Солнце блестело и на моих плечах, таких же крутых и блестящих как
конский круп. Свернутое в трубочку одеяло уместилось в петле за седлом,
солнце и свежий воздух ласково щекотали мою кожу, а спину терли жесткие как
фанера перья ворона. Он дремал на седельном мешке, то и дело либо тычась в
спину пеликаньим клювом, либо царапая крылом.
Широкая перевязь не терла кожу, хотя из-за плеча хищно смотрела
рукоять тяжелого меча. На седельном крюке справа лук, слева - колчан с
длинными оперенными стрелами.
В окне башни появилось бледное лицо, и я, еще не разобрав кто смотрит,
охотно вскинул мускулистую длань и красиво помахал, сам любуясь вздутыми
мышцами плеча, предплечья, а когда слегка напряг, то вздулись буграми даже
пласты правой половины груди, задвигались косые мышцы спины, сбоку
оттопырился пласт мышц, словно крыло летучей мыши.
Рядом в окне забелело еще лицо. Уже чувствуя, что перебор, я все же
растянул губы в широкой открытой улыбке человека, которому скрывать нечего.

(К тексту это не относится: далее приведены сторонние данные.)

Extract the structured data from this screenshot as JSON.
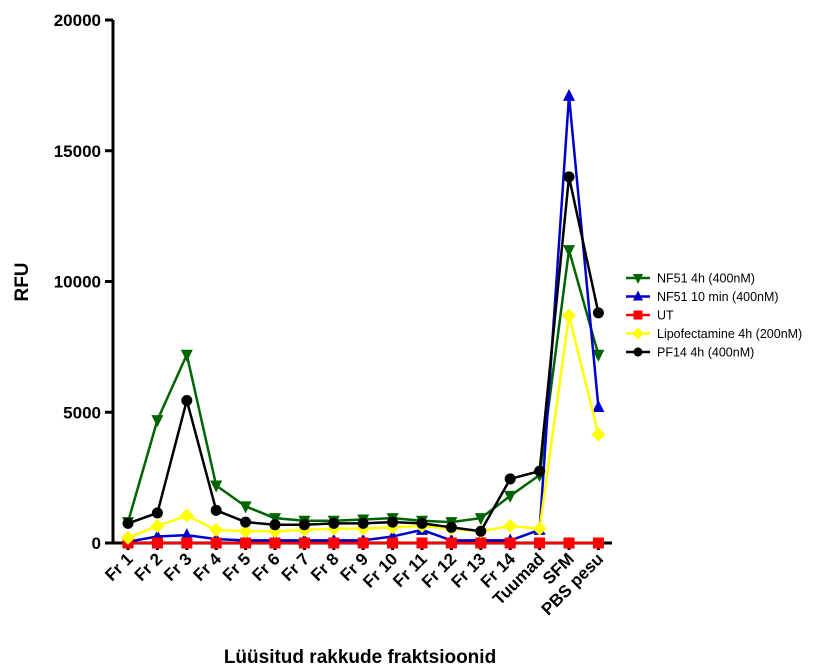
{
  "chart_data": {
    "type": "line",
    "title": "",
    "xlabel": "Lüüsitud rakkude fraktsioonid",
    "ylabel": "RFU",
    "ylim": [
      0,
      20000
    ],
    "yticks": [
      "0",
      "5000",
      "10000",
      "15000",
      "20000"
    ],
    "categories": [
      "Fr 1",
      "Fr 2",
      "Fr 3",
      "Fr 4",
      "Fr 5",
      "Fr 6",
      "Fr 7",
      "Fr 8",
      "Fr 9",
      "Fr 10",
      "Fr 11",
      "Fr 12",
      "Fr 13",
      "Fr 14",
      "Tuumad",
      "SFM",
      "PBS pesu"
    ],
    "legend_position": "right",
    "grid": false,
    "series": [
      {
        "name": "NF51 4h (400nM)",
        "color": "#006400",
        "marker": "triangle-down",
        "values": [
          800,
          4700,
          7200,
          2200,
          1400,
          950,
          850,
          850,
          900,
          950,
          850,
          800,
          950,
          1800,
          2600,
          11200,
          7200
        ]
      },
      {
        "name": "NF51 10 min (400nM)",
        "color": "#0000cc",
        "marker": "triangle-up",
        "values": [
          50,
          250,
          300,
          150,
          100,
          100,
          100,
          100,
          100,
          250,
          500,
          100,
          100,
          100,
          500,
          17100,
          5200
        ]
      },
      {
        "name": "UT",
        "color": "#ff0000",
        "marker": "square",
        "values": [
          0,
          0,
          0,
          0,
          0,
          0,
          0,
          0,
          0,
          0,
          0,
          0,
          0,
          0,
          0,
          0,
          0
        ]
      },
      {
        "name": "Lipofectamine 4h (200nM)",
        "color": "#ffff00",
        "marker": "diamond",
        "values": [
          200,
          650,
          1050,
          500,
          450,
          450,
          500,
          550,
          550,
          600,
          650,
          550,
          450,
          650,
          550,
          8700,
          4150
        ]
      },
      {
        "name": "PF14 4h (400nM)",
        "color": "#000000",
        "marker": "circle",
        "values": [
          750,
          1150,
          5450,
          1250,
          800,
          700,
          700,
          750,
          750,
          800,
          750,
          600,
          450,
          2450,
          2750,
          14000,
          8800
        ]
      }
    ]
  }
}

Солнечный зайчик от моих зубов побежал по каменной стене, высвечивая в
щелях серый цемент и зеленый мох. Помахал еще, уже напрягая грудную клетку
вовсю, на случай, если смотрят из других окон тоже, даже спину напряг, там
целые горные пласты со своими ущельями, долинами и красивыми барханами
горячей гладкой кожи.
- Красивая легенда, - вырвалось у меня внезапно, - красивая.